The sun brought everything into sharper focus, like he was looking through a magnifying glass, and even then he felt like he was floating in some twisted, surreal dream. Crying in the background, indistinct words wrapped tight around a wail that cut through his nerves, and he couldn't understand it at all – why it happened, how it happened, when it happened, and most of all, what he was supposed to do now that it had happened.
Maes, you've always believed the best in me, he wanted to say, looking down at the grave afterwards when everyone had left, at the fresh plot of dirt, a startling dark brown against the green of the neatly clipped lawn.

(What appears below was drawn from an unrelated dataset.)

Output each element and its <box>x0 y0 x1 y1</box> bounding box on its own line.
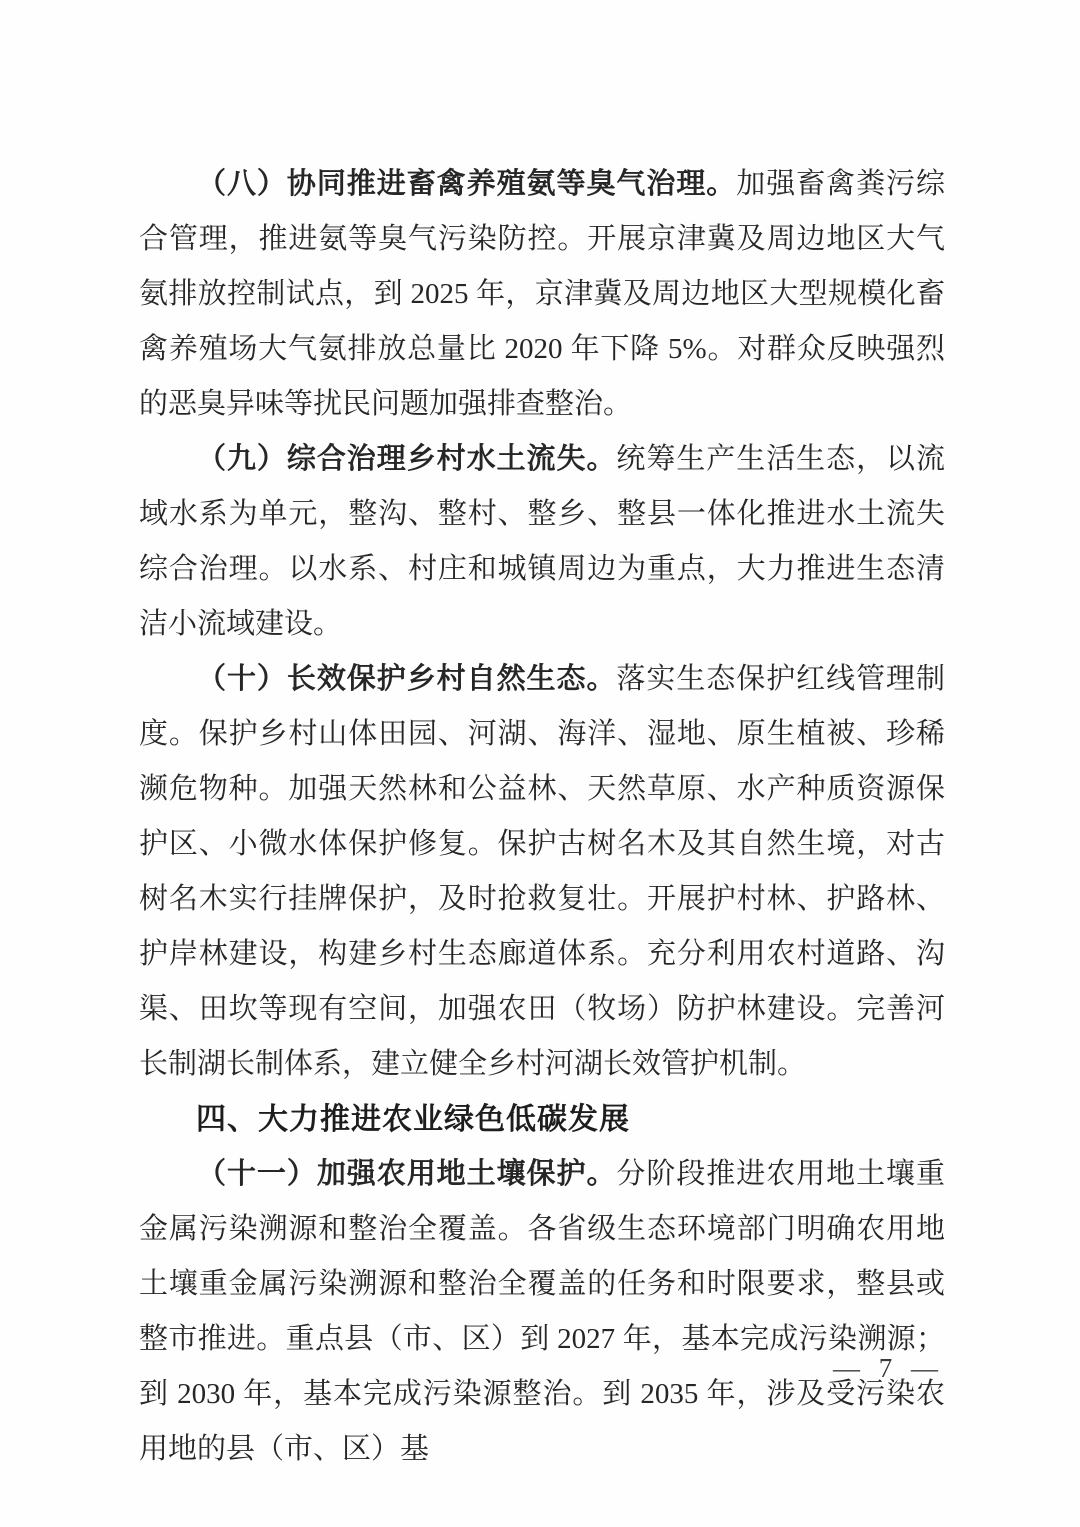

Equations and arrays flashed across the back of his mind, and every time he blinked, all he could see was that familiar dark room filled with that damp, musty scent of old books, chalk dust, and wet paint.
It's called a taboo, he'd said, all those years back. Forbidden alchemy. And Maes hadn't recognized them, all the circles drawn across the floor and walls, scrawled onto the pages of his notebooks – and of course he wouldn't, he wasn't an alchemist after all, couldn't tell the human transmutation arrays apart from simple change-of-state arrays. But he'd dragged Roy back from the edge, steadied him on his path, supported him from below to push him to the top.
Brigadier General Hughes. He almost laughed at the absurdity of it. Two ranks higher and two meters below the ground.
And it rained later that day like it couldn't not, drops running down his cheeks on a cloud-free day with the sun burning high in the sky like a furnace, and he wondered why the heavens weren't crying with him.